Wilson leaned back over the ledge. "I was afraid to be numb again."

House shook his head. "That's why I have my vicodin. I don't want to hurt. I don't just try to tough it out, or anything crazy like that."

"I know. But it scares me how far out there I was. Wanted to feel something, anything. Now that I do, I didn't want to stop it unless I had to."

House nodded. "Come on, then. You can drive me home, buy me some Chinese food, and watch bad movies while we get rid of your 'morphine'. You can even pick the movies." He punctuated this with another drink of Jack and handed Wilson a few Kleenex.

Obediently, Wilson blew his nose and wiped his eyes, and except for the puffiness you wouldn't have known he had been crying. He gestured to the bottle. "You can have that. I'm not drinking tonight."

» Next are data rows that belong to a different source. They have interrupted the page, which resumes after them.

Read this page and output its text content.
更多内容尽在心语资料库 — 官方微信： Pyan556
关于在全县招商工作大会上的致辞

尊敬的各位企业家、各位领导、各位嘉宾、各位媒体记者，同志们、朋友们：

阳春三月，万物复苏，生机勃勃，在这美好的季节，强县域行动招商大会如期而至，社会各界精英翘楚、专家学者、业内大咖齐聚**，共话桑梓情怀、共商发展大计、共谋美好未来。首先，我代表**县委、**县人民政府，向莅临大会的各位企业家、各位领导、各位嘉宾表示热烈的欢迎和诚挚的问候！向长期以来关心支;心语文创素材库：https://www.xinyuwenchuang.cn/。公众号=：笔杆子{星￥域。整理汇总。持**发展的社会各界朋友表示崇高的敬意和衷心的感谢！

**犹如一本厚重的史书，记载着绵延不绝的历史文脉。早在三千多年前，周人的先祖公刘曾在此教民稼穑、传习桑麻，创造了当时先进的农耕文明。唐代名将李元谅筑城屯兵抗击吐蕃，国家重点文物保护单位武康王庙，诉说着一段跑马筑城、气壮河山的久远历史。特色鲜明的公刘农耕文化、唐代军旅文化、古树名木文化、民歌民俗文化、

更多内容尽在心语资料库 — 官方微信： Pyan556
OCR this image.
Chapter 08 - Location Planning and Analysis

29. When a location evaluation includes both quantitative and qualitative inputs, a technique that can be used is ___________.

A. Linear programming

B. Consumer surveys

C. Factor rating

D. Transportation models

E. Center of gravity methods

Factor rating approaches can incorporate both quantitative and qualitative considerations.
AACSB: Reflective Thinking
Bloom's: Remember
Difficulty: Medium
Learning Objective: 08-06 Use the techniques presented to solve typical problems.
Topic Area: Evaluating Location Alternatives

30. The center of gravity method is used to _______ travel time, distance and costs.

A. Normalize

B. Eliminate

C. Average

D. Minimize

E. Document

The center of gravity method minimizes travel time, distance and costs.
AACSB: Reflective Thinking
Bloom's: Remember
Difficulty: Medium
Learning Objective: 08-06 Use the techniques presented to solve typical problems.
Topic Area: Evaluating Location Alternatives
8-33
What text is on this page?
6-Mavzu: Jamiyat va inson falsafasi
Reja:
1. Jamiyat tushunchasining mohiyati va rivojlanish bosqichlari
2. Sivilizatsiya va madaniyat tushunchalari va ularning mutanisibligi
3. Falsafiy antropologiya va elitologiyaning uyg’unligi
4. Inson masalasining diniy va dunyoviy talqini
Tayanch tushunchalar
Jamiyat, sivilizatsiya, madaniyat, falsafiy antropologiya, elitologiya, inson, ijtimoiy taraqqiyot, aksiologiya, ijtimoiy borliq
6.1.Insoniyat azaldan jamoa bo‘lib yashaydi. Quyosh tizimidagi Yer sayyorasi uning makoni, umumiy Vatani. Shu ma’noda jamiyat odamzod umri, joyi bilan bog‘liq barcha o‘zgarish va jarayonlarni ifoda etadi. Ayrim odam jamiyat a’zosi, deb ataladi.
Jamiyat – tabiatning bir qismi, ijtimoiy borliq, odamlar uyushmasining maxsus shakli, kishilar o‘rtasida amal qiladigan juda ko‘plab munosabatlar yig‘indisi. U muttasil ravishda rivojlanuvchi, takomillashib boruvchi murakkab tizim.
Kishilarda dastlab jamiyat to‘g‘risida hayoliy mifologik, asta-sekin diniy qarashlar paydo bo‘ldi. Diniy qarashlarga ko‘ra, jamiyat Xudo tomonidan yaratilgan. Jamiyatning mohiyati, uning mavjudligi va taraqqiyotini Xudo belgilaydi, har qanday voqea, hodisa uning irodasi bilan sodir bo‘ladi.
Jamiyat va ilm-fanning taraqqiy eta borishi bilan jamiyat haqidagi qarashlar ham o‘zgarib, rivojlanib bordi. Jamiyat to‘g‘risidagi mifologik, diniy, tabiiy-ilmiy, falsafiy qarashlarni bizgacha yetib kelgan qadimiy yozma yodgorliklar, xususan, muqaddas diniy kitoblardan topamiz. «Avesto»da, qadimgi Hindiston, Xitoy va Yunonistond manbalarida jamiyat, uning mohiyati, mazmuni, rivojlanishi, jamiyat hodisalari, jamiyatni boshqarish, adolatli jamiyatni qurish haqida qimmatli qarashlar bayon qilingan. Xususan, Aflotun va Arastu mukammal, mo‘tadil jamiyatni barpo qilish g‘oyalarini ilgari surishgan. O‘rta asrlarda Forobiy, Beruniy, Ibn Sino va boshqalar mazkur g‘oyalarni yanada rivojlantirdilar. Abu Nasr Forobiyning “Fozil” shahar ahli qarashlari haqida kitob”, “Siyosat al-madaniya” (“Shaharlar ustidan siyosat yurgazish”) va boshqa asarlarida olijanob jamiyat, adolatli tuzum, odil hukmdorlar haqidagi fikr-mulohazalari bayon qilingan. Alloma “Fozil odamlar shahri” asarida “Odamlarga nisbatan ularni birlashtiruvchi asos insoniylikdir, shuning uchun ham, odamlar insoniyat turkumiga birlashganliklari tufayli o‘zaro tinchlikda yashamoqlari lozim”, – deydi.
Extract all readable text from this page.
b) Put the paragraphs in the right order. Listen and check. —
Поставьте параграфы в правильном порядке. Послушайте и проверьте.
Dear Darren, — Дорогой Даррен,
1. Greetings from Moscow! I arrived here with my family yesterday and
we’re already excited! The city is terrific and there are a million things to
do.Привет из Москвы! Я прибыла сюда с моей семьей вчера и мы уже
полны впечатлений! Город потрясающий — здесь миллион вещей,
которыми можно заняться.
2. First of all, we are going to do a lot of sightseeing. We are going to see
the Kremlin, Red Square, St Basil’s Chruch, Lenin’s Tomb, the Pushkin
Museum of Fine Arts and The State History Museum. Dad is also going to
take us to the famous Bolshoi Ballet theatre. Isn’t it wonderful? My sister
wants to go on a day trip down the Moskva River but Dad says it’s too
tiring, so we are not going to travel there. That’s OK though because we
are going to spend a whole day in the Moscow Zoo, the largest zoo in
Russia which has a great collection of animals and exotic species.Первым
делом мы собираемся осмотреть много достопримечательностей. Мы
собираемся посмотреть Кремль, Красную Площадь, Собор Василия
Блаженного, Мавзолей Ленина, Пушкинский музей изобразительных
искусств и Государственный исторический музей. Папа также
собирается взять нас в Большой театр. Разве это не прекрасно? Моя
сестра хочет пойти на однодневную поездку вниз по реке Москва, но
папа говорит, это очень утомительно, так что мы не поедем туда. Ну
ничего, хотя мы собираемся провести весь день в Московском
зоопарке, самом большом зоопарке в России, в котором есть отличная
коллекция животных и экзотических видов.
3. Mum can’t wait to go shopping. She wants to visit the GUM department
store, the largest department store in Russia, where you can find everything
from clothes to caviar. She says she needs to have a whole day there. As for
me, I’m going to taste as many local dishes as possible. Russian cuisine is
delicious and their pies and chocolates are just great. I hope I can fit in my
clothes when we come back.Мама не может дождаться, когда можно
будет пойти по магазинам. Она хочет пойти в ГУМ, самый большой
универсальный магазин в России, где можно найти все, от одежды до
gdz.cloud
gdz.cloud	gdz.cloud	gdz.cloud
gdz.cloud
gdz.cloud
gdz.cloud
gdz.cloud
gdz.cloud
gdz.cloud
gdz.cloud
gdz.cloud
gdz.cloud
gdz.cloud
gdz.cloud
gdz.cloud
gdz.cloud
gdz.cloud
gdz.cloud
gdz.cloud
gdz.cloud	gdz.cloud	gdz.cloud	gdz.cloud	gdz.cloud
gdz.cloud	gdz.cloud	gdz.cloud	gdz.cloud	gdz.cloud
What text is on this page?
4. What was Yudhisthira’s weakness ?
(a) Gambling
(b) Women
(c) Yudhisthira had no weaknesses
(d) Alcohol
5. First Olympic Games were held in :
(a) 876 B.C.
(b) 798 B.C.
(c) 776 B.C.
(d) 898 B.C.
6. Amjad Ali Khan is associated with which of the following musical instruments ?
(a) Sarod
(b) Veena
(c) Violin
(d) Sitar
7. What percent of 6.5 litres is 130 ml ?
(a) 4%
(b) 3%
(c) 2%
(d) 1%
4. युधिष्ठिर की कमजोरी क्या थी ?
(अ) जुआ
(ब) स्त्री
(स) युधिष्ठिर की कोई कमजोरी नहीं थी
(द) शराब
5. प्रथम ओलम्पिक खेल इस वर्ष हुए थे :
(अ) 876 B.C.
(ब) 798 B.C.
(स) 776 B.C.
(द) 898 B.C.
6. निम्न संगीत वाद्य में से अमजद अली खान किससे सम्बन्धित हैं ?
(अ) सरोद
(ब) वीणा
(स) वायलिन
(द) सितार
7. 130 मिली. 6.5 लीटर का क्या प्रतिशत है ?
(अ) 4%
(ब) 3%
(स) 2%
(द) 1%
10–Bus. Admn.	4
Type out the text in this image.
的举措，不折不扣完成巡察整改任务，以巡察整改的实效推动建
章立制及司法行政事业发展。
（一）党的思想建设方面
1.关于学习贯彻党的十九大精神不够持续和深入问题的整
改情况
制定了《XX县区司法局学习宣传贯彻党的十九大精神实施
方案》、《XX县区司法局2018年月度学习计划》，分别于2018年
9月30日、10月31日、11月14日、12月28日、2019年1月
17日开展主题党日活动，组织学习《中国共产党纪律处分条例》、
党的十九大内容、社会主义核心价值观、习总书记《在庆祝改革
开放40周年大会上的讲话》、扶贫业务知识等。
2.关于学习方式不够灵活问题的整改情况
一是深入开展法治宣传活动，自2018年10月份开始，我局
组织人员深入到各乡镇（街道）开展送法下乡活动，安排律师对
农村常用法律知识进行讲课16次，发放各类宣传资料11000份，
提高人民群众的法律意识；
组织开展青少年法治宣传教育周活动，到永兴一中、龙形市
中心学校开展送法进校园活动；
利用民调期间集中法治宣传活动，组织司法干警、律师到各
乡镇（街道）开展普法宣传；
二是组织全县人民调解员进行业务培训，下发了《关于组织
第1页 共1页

They walked side by side to the car, and Wilson got in the driver's side. They left House's bike for tomorrow "Being numb one night won't out you back where you were." He cringed inwardly at the words he was about to say. They sounded like Cameron's words, but they suited Wilson right now. "Getting your heart broken isn't your punishment for losing the fight for that kid's life."

Wilson's head jerked up again. "It's not about punishing myself, House! It's called being human. You should try it sometime!"

House carefully studied the recently acquired lines on Wilson's face, the hurt in his eyes, the slight swelling around them from crying. He then replied quietly, not intending Wilson to hear. "No, thanks, Jimmy. I'd better leave that to you masochists."